Vous l’avez sûrement remarqué, si aucun jour de (semi)confinement ne nous a été épargné, certaines de mes chroniques correspondantes sont passées à la trappe. Désolé, mais l’appel du beau temps et de la selle de vélo sont parfois plus forts que mon goût à mettre sur papier (virtuel) mes états d’âme. Rien de grave, donc, mis à part des chemins qui commencent furieusement à me démanger. Par bonheur, j’ai (à peu près) tout ce qu’il faut, près de chez moi et je peux roul(ats)er facilement en démarrant sur le pas de ma porte. Même s’ils sont devenus très familiers, au fil des années, les chemins du versant adret de la vallée me permettent d’assouvir un minimum mon regain d’appétit pour la terre meuble et les lacets lascifs, tout en respectant les (semi)mesures imposées conseillées par l’ami Berset. Le bike « afterhomework » a donc, lui-aussi, trouvé une place quotidienne dans mon emploi du temps de confiné. Au même titre que le quart d’heure de gym matinal, le mug de « Cafino », le télé-travail ou la réduction du nombre de repas journaliers. Si la routine 2.0 est maintenant bien installée, elle n’est heureusement pas non plus à l’abri d’un ajout, finalement, loin d’être surprenant.

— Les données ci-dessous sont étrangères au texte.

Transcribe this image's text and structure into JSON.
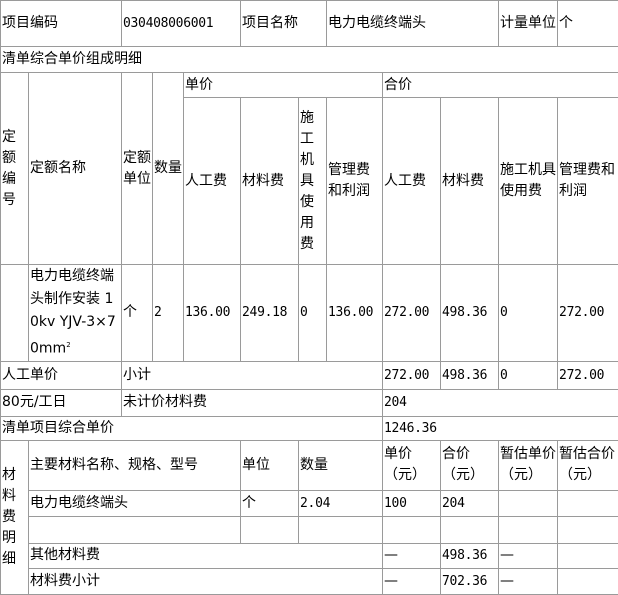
{
  "header": {
    "code_label": "项目编码",
    "code_value": "030408006001",
    "name_label": "项目名称",
    "name_value": "电力电缆终端头",
    "unit_label": "计量单位",
    "unit_value": "个"
  },
  "section_title": "清单综合单价组成明细",
  "columns": {
    "quota_code": "定额编号",
    "quota_name": "定额名称",
    "quota_unit": "定额单位",
    "quantity": "数量",
    "unit_price": "单价",
    "total_price": "合价",
    "labor": "人工费",
    "material": "材料费",
    "machine": "施工机具使用费",
    "mgmt": "管理费和利润"
  },
  "rows": [
    {
      "code": "",
      "name": "电力电缆终端头制作安装 10kv YJV-3×70mm",
      "name_sup": "2",
      "unit": "个",
      "qty": "2",
      "unit_labor": "136.00",
      "unit_material": "249.18",
      "unit_machine": "0",
      "unit_mgmt": "136.00",
      "total_labor": "272.00",
      "total_material": "498.36",
      "total_machine": "0",
      "total_mgmt": "272.00"
    }
  ],
  "labor_rate_label": "人工单价",
  "labor_rate_value": "80元/工日",
  "subtotal": {
    "label": "小计",
    "labor": "272.00",
    "material": "498.36",
    "machine": "0",
    "mgmt": "272.00"
  },
  "unpriced_material": {
    "label": "未计价材料费",
    "value": "204"
  },
  "composite_price": {
    "label": "清单项目综合单价",
    "value": "1246.36"
  },
  "materials": {
    "section_label": "材料费明细",
    "headers": {
      "name": "主要材料名称、规格、型号",
      "unit": "单位",
      "qty": "数量",
      "unit_price": "单价（元）",
      "total": "合价（元）",
      "est_unit": "暂估单价（元）",
      "est_total": "暂估合价（元）"
    },
    "items": [
      {
        "name": "电力电缆终端头",
        "unit": "个",
        "qty": "2.04",
        "unit_price": "100",
        "total": "204",
        "est_unit": "",
        "est_total": ""
      },
      {
        "name": "",
        "unit": "",
        "qty": "",
        "unit_price": "",
        "total": "",
        "est_unit": "",
        "est_total": ""
      }
    ],
    "other": {
      "label": "其他材料费",
      "unit_price": "—",
      "total": "498.36",
      "est_unit": "—",
      "est_total": ""
    },
    "subtotal": {
      "label": "材料费小计",
      "unit_price": "—",
      "total": "702.36",
      "est_unit": "—",
      "est_total": ""
    }
  }
}
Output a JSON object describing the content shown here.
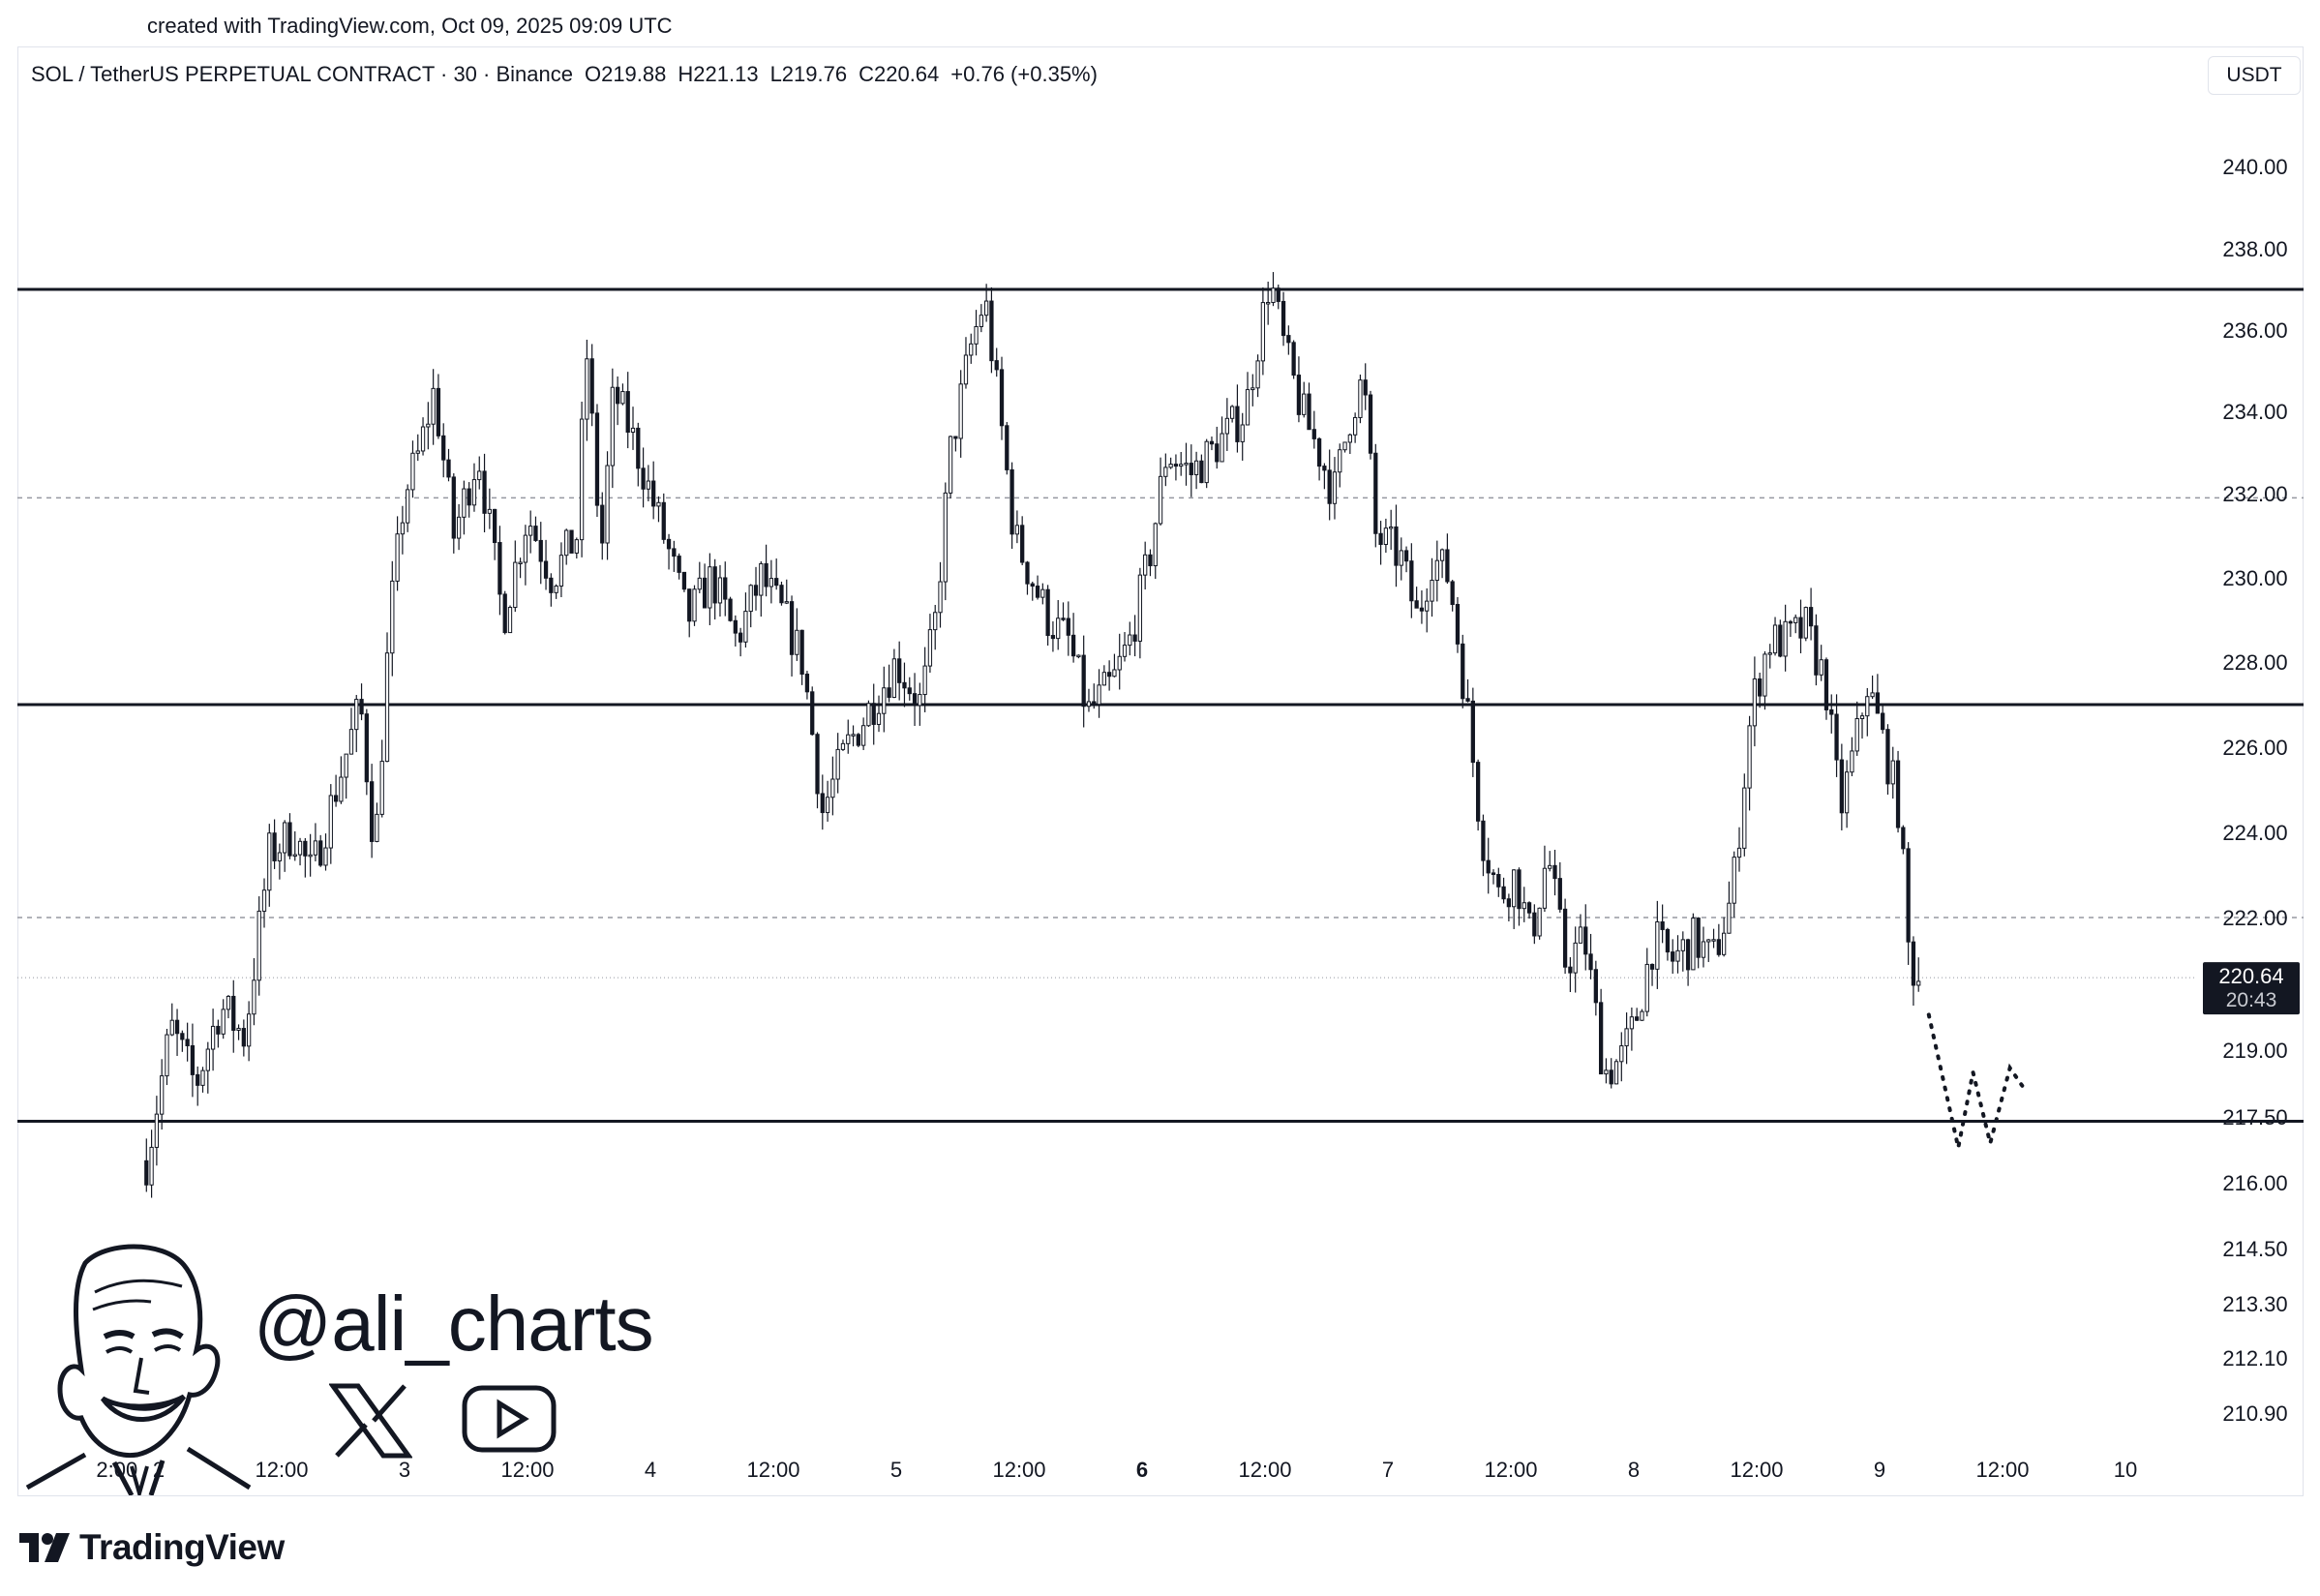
{
  "watermark": "created with TradingView.com, Oct 09, 2025 09:09 UTC",
  "legend": {
    "symbol": "SOL / TetherUS PERPETUAL CONTRACT · 30 · Binance",
    "open": "O219.88",
    "high": "H221.13",
    "low": "L219.76",
    "close": "C220.64",
    "change": "+0.76 (+0.35%)"
  },
  "currency": "USDT",
  "price_tag": {
    "price": "220.64",
    "countdown": "20:43"
  },
  "handle": "@ali_charts",
  "brand": "TradingView",
  "icons": [
    "avatar-caricature-icon",
    "x-logo-icon",
    "youtube-icon",
    "tradingview-logo-icon"
  ],
  "colors": {
    "candle": "#131722",
    "up_fill": "#ffffff",
    "down_fill": "#131722",
    "price_tag_bg": "#131722"
  },
  "chart_data": {
    "type": "candlestick",
    "title": "",
    "xlabel": "",
    "ylabel": "",
    "x_ticks": [
      "2:00",
      "2",
      "12:00",
      "3",
      "12:00",
      "4",
      "12:00",
      "5",
      "12:00",
      "6",
      "12:00",
      "7",
      "12:00",
      "8",
      "12:00",
      "9",
      "12:00",
      "10"
    ],
    "y_ticks": [
      "240.00",
      "238.00",
      "236.00",
      "234.00",
      "232.00",
      "230.00",
      "228.00",
      "226.00",
      "224.00",
      "222.00",
      "219.00",
      "217.50",
      "216.00",
      "214.50",
      "213.30",
      "212.10",
      "210.90"
    ],
    "y_tick_values": [
      240,
      238,
      236,
      234,
      232,
      230,
      228,
      226,
      224,
      222,
      219,
      217.5,
      216,
      214.5,
      213.3,
      212.1,
      210.9
    ],
    "ylim": [
      210.3,
      241.2
    ],
    "x_range_days": [
      1.9,
      10.1
    ],
    "support_resistance": [
      237.0,
      227.0,
      217.4
    ],
    "dashed_levels": [
      231.9,
      222.0
    ],
    "last_price": 220.64,
    "anchors": [
      [
        1.95,
        216.5
      ],
      [
        2.05,
        219.5
      ],
      [
        2.15,
        218.2
      ],
      [
        2.25,
        220.0
      ],
      [
        2.35,
        219.3
      ],
      [
        2.45,
        223.5
      ],
      [
        2.55,
        224.0
      ],
      [
        2.62,
        223.0
      ],
      [
        2.72,
        225.0
      ],
      [
        2.82,
        227.0
      ],
      [
        2.88,
        223.5
      ],
      [
        2.94,
        229.0
      ],
      [
        3.0,
        232.0
      ],
      [
        3.06,
        233.0
      ],
      [
        3.12,
        234.5
      ],
      [
        3.2,
        231.0
      ],
      [
        3.3,
        233.0
      ],
      [
        3.4,
        229.0
      ],
      [
        3.5,
        231.5
      ],
      [
        3.6,
        230.0
      ],
      [
        3.7,
        231.0
      ],
      [
        3.74,
        235.5
      ],
      [
        3.8,
        230.5
      ],
      [
        3.85,
        234.5
      ],
      [
        3.92,
        233.5
      ],
      [
        4.0,
        232.0
      ],
      [
        4.08,
        230.5
      ],
      [
        4.15,
        229.0
      ],
      [
        4.25,
        230.0
      ],
      [
        4.35,
        228.5
      ],
      [
        4.45,
        230.0
      ],
      [
        4.55,
        229.0
      ],
      [
        4.62,
        228.0
      ],
      [
        4.7,
        224.5
      ],
      [
        4.8,
        226.0
      ],
      [
        4.9,
        227.0
      ],
      [
        5.0,
        228.0
      ],
      [
        5.1,
        227.0
      ],
      [
        5.16,
        229.0
      ],
      [
        5.22,
        233.0
      ],
      [
        5.3,
        235.5
      ],
      [
        5.36,
        236.8
      ],
      [
        5.42,
        234.0
      ],
      [
        5.48,
        231.0
      ],
      [
        5.55,
        230.0
      ],
      [
        5.62,
        229.0
      ],
      [
        5.7,
        228.5
      ],
      [
        5.78,
        226.8
      ],
      [
        5.88,
        227.5
      ],
      [
        5.95,
        228.5
      ],
      [
        6.03,
        230.5
      ],
      [
        6.1,
        233.0
      ],
      [
        6.2,
        232.5
      ],
      [
        6.28,
        233.0
      ],
      [
        6.35,
        233.5
      ],
      [
        6.42,
        234.0
      ],
      [
        6.48,
        236.0
      ],
      [
        6.52,
        237.3
      ],
      [
        6.58,
        235.5
      ],
      [
        6.65,
        234.0
      ],
      [
        6.72,
        233.0
      ],
      [
        6.78,
        232.0
      ],
      [
        6.85,
        234.0
      ],
      [
        6.9,
        234.8
      ],
      [
        6.95,
        231.0
      ],
      [
        7.05,
        230.5
      ],
      [
        7.12,
        229.0
      ],
      [
        7.18,
        230.5
      ],
      [
        7.25,
        230.0
      ],
      [
        7.32,
        227.0
      ],
      [
        7.38,
        224.0
      ],
      [
        7.45,
        222.5
      ],
      [
        7.52,
        223.0
      ],
      [
        7.58,
        221.5
      ],
      [
        7.65,
        223.5
      ],
      [
        7.72,
        221.0
      ],
      [
        7.8,
        221.5
      ],
      [
        7.88,
        218.5
      ],
      [
        7.95,
        218.8
      ],
      [
        8.0,
        219.5
      ],
      [
        8.08,
        221.5
      ],
      [
        8.15,
        221.0
      ],
      [
        8.25,
        221.5
      ],
      [
        8.32,
        221.0
      ],
      [
        8.4,
        222.5
      ],
      [
        8.48,
        227.0
      ],
      [
        8.55,
        228.5
      ],
      [
        8.62,
        228.5
      ],
      [
        8.7,
        228.8
      ],
      [
        8.78,
        227.5
      ],
      [
        8.84,
        224.5
      ],
      [
        8.9,
        226.0
      ],
      [
        8.95,
        227.5
      ],
      [
        9.02,
        226.0
      ],
      [
        9.08,
        224.5
      ],
      [
        9.12,
        221.0
      ],
      [
        9.16,
        220.64
      ]
    ],
    "projection": [
      [
        9.2,
        219.8
      ],
      [
        9.32,
        216.8
      ],
      [
        9.38,
        218.5
      ],
      [
        9.45,
        216.9
      ],
      [
        9.53,
        218.6
      ],
      [
        9.58,
        218.2
      ]
    ]
  }
}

Ce qui est intéressant dans le fait de pédaler, c’est que, pendant que le corps sue et souffre, l’esprit, lui, est disponible pour la réflexion. Enfin, à la montée, surtout, parce qu’à la descente, comme sur le chemin de la Dent, hier soir, mieux vaut avoir l’esprit « focus » et les yeux en face de trous pour éviter d’avoir à affronter une vindicte populaire, autrement plus redoutable que l’inhospitalité de services d’urgence surchargés, en cette période confuse pour l’opinion publique. Pour en revenir à ma longue réflexion d’hier, longue parce que mon rythme d’ascension est encore loin d’avoir déjà trouvé sa souple et régulière allure estivale, je me disais que ma vie, version réduite, était finalement loin d’être insupportable. Pas tous les jours motivante, certes, mais la 1.0 ne l’était pas non plus, avec des pans entiers mis entre parenthèses, mais pas imbuvable pour autant. Le fait d’habiter un village de montagne, à l’écart des grands axes et des grandes agglomérations, comporte un lot de contraintes, hivernales, logistiques ou culturelles, que cette satanée épidémie tend aujourd’hui à faire complètement oublier. L’exode de ces habitants de grandes villes ayant la chance d’avoir anticipé une « lex » cher à un Franz aujourd’hui décédé, vers le calme et le périmètre de sécurité de leur résidence secondaire, n’est sûrement pas étranger, non plus, à ce sentiment de (semi)impunité « kohlantesque ».

« Pour vivre heureux, vivons cachés ».

Encore un dicton « con » qui prend, durant la période actuelle, un sens plus profond qu’on ne l’avait jamais imaginé.